Diré de pasada que se encuentran duchas en todos los cajones de los muls y a menudo, por razones de comodidad, en los túneles y los lugares públicos, por ejemplo: las plazas, las peluquerías, los dispensarios que distribuyen las píldoras y los comisariatos que administran los hongos. Como yo era un matok, insistí en que debía eximírseme del Deber de las Doce Alegrías, que es el nombre por el cual se conoce esta práctica. Al principio, sostuve que una ducha diaria era suficiente, pero el pobre Misk pareció tan conmovido que amplié mi práctica a dos. Tampoco quiso saber nada con ese número de duchas, e insistió en que no debían ser menos de diez.

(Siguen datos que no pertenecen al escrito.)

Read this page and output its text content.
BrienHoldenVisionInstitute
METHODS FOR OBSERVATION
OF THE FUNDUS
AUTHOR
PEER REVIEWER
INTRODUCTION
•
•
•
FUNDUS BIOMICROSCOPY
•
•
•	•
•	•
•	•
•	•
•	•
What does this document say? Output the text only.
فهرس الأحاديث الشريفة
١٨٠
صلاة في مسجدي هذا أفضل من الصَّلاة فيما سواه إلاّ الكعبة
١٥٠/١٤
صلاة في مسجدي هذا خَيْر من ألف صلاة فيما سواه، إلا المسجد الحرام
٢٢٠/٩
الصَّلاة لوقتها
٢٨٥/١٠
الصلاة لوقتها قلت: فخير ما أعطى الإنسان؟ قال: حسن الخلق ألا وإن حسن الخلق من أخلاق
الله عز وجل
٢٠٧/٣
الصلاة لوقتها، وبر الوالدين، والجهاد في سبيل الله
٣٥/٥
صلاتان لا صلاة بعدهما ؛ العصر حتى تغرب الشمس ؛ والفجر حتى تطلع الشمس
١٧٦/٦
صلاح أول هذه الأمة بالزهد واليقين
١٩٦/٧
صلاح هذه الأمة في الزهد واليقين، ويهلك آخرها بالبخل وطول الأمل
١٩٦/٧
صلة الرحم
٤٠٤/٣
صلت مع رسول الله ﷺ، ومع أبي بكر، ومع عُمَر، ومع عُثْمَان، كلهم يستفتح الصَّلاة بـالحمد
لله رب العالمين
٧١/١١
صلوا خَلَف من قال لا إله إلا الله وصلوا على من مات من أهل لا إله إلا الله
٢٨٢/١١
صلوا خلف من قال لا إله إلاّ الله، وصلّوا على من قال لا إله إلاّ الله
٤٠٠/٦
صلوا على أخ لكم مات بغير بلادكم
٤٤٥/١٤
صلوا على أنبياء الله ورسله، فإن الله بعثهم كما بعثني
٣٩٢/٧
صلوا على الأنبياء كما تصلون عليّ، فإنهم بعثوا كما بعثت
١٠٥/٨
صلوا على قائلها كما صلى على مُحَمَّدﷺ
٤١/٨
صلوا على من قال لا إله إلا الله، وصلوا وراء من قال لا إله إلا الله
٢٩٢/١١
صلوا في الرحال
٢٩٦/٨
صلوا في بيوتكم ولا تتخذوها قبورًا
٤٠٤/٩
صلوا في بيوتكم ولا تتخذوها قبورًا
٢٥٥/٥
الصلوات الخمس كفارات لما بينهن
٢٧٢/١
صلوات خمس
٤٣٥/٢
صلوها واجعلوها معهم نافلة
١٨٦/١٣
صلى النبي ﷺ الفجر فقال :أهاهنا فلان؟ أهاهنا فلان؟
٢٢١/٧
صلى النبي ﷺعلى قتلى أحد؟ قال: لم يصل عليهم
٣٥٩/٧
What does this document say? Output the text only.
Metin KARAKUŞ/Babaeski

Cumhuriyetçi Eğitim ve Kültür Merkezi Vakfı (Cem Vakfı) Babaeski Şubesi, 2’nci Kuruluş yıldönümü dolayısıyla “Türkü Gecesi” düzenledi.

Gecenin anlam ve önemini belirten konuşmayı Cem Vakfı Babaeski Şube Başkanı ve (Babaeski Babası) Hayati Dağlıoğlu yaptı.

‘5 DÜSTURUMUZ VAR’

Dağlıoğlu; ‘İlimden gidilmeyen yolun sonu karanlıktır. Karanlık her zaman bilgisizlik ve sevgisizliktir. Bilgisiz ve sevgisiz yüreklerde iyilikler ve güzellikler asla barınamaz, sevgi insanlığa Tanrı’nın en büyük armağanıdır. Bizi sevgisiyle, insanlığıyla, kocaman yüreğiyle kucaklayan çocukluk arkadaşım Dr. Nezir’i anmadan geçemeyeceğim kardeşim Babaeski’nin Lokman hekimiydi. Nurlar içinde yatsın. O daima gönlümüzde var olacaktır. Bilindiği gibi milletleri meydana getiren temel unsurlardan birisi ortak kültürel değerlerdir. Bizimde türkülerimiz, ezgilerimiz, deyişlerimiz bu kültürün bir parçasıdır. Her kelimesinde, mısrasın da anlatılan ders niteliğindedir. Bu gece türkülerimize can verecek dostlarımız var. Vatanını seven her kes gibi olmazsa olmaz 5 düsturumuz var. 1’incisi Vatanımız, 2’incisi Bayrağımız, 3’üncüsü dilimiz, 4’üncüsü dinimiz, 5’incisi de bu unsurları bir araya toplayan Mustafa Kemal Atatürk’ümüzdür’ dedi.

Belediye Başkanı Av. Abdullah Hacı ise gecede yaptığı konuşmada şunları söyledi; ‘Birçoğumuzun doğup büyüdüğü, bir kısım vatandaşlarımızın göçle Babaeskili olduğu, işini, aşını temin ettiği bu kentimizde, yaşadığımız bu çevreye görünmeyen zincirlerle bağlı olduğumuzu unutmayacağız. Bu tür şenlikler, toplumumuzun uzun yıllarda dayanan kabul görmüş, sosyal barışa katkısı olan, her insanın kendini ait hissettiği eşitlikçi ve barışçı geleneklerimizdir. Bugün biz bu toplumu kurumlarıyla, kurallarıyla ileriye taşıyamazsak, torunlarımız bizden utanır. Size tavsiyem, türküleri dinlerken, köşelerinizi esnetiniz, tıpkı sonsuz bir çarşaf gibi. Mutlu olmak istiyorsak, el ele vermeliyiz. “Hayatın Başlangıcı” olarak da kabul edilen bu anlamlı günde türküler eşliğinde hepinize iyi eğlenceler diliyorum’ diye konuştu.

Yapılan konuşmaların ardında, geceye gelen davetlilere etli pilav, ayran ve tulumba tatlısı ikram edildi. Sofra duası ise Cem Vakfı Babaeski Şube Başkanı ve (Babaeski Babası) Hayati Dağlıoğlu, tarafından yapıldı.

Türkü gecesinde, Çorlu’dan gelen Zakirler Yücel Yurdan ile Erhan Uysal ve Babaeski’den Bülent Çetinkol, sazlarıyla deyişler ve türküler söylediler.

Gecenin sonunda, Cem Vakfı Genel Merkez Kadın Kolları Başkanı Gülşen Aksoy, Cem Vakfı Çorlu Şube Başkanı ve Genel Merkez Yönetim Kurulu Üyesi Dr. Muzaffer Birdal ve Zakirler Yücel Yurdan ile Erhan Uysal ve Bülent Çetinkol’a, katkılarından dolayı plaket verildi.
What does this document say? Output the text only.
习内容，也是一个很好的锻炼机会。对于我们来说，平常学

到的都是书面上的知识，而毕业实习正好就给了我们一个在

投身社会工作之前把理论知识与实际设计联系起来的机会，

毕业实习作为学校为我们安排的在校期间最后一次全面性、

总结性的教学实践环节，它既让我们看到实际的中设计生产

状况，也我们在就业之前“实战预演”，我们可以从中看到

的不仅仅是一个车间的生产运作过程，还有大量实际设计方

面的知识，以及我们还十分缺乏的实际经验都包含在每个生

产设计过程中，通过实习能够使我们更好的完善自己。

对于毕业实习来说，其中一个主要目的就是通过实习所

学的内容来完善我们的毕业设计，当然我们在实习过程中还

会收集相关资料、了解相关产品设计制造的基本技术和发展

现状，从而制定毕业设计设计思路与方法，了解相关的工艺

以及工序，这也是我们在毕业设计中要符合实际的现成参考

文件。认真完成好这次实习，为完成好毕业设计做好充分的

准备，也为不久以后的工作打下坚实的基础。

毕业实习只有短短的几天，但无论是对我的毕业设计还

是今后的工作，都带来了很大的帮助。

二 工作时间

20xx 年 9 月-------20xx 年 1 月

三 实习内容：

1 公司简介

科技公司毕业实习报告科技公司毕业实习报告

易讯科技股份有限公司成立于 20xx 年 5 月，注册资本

Por último, movido por la idea de que debía algo a Misk, ya que me había aceptado en su cámara, propuse un compromiso: cinco duchas, y por un paquete suplementario de sal, seis, día por medio. Finalmente, Misk sugirió dos paquetes suplementarios de sal por día, y yo acepté seis baños. Por supuesto, el propio Misk no usaba ducha, pero se limpiaba y arreglaba de acuerdo con las seculares costumbres de los Reyes Sacerdotes. A veces, cuando llegamos a conocemos mejor, incluso me permitía acicalarlo, y la primera vez que me autorizó a atusar sus antenas, comprendí que confiaba en mí y que le agradaba, aunque yo mismo nunca pude saber por qué.

Por mi parte, tenía bastante aprecio a Misk.

—¿Sabes —me dijo una vez Misk— que los humanos se cuentan entre los más inteligentes de las órdenes inferiores?

—Me alegro de saberlo.

Misk se mostraba sereno, y sus antenas se estremecían nostálgicamente.

—Cierta vez tuve un mul a quien quería mucho —dijo.

Miré mi cajón.

—No —dijo Misk—, cuando un mul a quien uno favorece muere, siempre se destruye el cajón para evitar la contaminación.

—¿Qué le ocurrió? —pregunté.

—Era una pequeña hembra —dijo Misk—. Sarm la mató.

Sentí una tensión en la pata delantera de Misk, la que yo estaba limpiando, como si involuntariamente se preparase para proyectar el filo.

—¿Por qué? —pregunté.

Durante largo rato Misk no dijo nada, y después bajó la cabeza y extendió delicadamente sus antenas, ofreciéndolas a mis cuidados. Después que trabajé un rato, sentí que él estaba dispuesto a hablar.

—Fue mi culpa —dijo Misk—. Ella deseaba que crecieran los hilos de su cabeza, pues no se había criado en el Nido. La voz de Misk brotaba por el traductor con el mismo acento mecánico de siempre, pero le temblaba todo el cuerpo. Retiré el peine de sus antenas, no fuese que llegara a lastimar sus vellos sensoriales. —Me mostré indulgente —dijo Misk, y se irguió, de modo que su largo cuerpo ahora se elevaba sobre mí, inclinado ligeramente hacia adelante, en la actitud característica de los Reyes Sacerdotes. De modo que en realidad yo la maté.

—No lo creo —dije—. Tú trataste de ser bondadoso.

—Y ocurrió el día en que ella me salvó la vida —dijo Misk.

—Cuéntame —pedí.

—Fui a cumplir una misión encomendada por Sarm —dijo Misk—, y tuve que recorrer túneles poco frecuentados, y llevé a la muchacha porque deseaba tener compañía. Encontramos a un Escarabajo de Oro, a pesar de que nunca se había visto ninguno en ese lugar, y quise acercarme él. Bajé la cabeza y me aproximé, pero la muchacha me aferró las antenas y me arrastró fuera de allí. Así me salvó la vida.